In the 1970s when Rival Manufacturing purchased the patent for the Crock Pot, they quickly landed on what is probably the best benefit that the device has to offer; an easy way to cook meals for busy families. With more women and families with both spouses working than ever before, dinnertime can be a rush, particularly for families with children. By the time everyone arrives home, homework is seen to, chores are done, and sports practices have been attended, there isn’t a lot of time left in the day to eat dinner, let alone to make a hot, nourishing meal.

That’s what makes a slow cooker such a beneficial tool for busy families. At the start of the day – or even the night before if the inner chamber is refrigerated – it’s easy to put everything needed for that night’s meal into the slow cooker and turn it on. On a low setting, the appliance will slowly cook food for between 8 and 10 hours, and then keep it warm for several hours after that if desired. So a hot meal can be waiting when the family arrives home at the end of the day, rather than needing to be prepared. This frees up valuable time for family members who usually do the cooking or prep work in the evening, which can lead to less stress, as well as to more quality time spent together as a family.

Meals for New Moms

New moms have a lot to contend with. Little sleep, the constant holding, feeding, and rocking, not to mention the potential chasing after of older children and any housework that needs to be done each day. And if the baby doesn’t handle evenings well, needing to be held between the hours of five and seven when dinner is usually prepared, it can make dinnertime a difficult proposition for the whole family.

That’s what makes a slow cooker so advantageous. Slow cookers can cook food over the course of 10 hours, but they can also be set to a higher temperature, allowing them to cook food over just a few hours as well. So a new mom who finds some time on her hands in the middle of the afternoon while the baby is napping can take just a few minutes to throw together a slow cooker meal that will be ready during the witching hour when it’s a lot harder for her to break away.

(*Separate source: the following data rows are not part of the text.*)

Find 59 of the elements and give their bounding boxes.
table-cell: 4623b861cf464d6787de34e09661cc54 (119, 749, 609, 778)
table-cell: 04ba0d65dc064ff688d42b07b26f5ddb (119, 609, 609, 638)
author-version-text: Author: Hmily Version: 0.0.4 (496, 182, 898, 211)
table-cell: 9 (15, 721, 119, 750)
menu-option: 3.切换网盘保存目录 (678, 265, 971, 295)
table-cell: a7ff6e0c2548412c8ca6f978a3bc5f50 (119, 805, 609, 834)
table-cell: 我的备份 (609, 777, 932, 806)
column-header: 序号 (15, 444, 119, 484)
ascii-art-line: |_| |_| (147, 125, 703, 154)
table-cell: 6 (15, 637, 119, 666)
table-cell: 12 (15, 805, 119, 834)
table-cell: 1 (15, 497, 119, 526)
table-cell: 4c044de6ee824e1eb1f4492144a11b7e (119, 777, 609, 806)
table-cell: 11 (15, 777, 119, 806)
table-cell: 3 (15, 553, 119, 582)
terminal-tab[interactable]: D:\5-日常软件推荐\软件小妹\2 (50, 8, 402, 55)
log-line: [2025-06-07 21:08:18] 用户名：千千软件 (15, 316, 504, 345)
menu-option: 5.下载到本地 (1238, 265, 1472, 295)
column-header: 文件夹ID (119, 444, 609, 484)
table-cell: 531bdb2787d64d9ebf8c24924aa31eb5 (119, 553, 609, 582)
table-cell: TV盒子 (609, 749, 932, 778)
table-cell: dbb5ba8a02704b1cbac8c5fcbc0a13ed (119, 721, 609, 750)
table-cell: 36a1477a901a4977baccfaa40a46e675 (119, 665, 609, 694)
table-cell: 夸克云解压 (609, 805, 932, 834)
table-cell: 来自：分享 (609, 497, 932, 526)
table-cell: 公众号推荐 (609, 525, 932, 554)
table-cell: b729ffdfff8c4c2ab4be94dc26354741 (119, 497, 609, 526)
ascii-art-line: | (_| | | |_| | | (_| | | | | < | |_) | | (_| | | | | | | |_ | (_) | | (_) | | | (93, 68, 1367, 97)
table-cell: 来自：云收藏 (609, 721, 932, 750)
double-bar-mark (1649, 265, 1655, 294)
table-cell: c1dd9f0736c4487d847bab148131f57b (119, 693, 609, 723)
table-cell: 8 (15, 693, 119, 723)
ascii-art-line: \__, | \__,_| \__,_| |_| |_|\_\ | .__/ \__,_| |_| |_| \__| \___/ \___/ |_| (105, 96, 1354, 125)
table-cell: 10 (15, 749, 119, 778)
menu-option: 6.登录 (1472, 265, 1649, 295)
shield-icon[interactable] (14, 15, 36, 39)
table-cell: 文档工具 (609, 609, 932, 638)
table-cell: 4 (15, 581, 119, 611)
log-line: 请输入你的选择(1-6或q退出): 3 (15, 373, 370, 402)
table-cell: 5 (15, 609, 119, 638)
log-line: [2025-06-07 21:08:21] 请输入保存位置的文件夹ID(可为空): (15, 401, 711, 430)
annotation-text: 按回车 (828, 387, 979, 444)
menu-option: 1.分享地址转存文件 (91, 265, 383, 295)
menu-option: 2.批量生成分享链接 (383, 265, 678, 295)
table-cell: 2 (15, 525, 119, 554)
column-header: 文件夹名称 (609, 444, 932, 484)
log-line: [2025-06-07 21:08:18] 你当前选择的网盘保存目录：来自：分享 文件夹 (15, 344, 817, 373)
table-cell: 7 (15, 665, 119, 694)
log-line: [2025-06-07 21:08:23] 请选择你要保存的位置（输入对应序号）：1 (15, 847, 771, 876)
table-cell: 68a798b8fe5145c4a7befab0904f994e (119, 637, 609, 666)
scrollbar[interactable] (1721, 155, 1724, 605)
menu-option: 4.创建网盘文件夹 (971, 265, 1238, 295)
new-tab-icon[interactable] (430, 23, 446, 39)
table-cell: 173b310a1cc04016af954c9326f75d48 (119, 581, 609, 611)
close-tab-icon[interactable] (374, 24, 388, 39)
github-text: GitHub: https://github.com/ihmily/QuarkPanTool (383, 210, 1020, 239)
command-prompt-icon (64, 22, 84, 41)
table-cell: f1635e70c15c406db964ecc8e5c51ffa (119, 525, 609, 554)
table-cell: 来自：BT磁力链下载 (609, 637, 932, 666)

One Pot Meals Mean Fewer Dishes

Slow cookers not only take some of the stress out of preparing a meal; they can also take some of the stress out of the meal’s clean up as well. Many slow cooker recipes are one pot or one dish meals, meaning that the main dish and the sides are usually cooked together. Soups, stews, chicken and squash, lasagna, chili, and countless other meals that can be made in the slow cooker don’t require a second pot or pan to cook. This makes clean up much faster and simpler at the end of the day. And for those that truly hate cleaning up at the end of a meal, there are even liners made of aluminum foil that can be placed inside the slow cooker, sitting between the ceramic chamber and the food. Once the meal is done, just pull the liner out and there’s no clean up from the meal at all.

Less Stress on Holidays

It seems like the more time that goes by, the bigger and more involved most holiday dinners seem to become. This in turn leads to more dishes needing to be prepared, along with more chaos as the cook tries to

coordinate the entire effort at once

Slow cookers can help to ease some of this holiday meal planning stress. While not every traditional holiday dish can be created in a slow cooker, many things like an Easter lamb or a pot of Christmas meatballs can be placed in the slow cooker at the start of the day, before the rest of the meal needs to get going. This frees up valuable oven or stove top space for other dishes, and takes one thing off the plate of the holiday chef who only has to remember the slow cooker dish before serving. Very few slow cooker recipes require much interference once they begin cooking and the initial prep work is done, so it’s easy to get at least one component of the holiday meal out of the way early on, then relax because that step is done.

Don’t Forget the Flavor

Of course one of the best reasons to begin slow cooking is the food itself. Tough cuts of meat become tender when cooked for long periods of time. Stews and soups take on extra flavor over the course of the day. Dried beans and grains require no soaking before being placed in the slow cooker with liquid. All of this adds up to tender, flavorful meals that are less stressful and time consuming than most traditional recipes and cooking methods. So stop hesitating to use that slow cooker and instead start adding it to the weekly menu rotation to begin reaping the many benefits of slow cooking food today.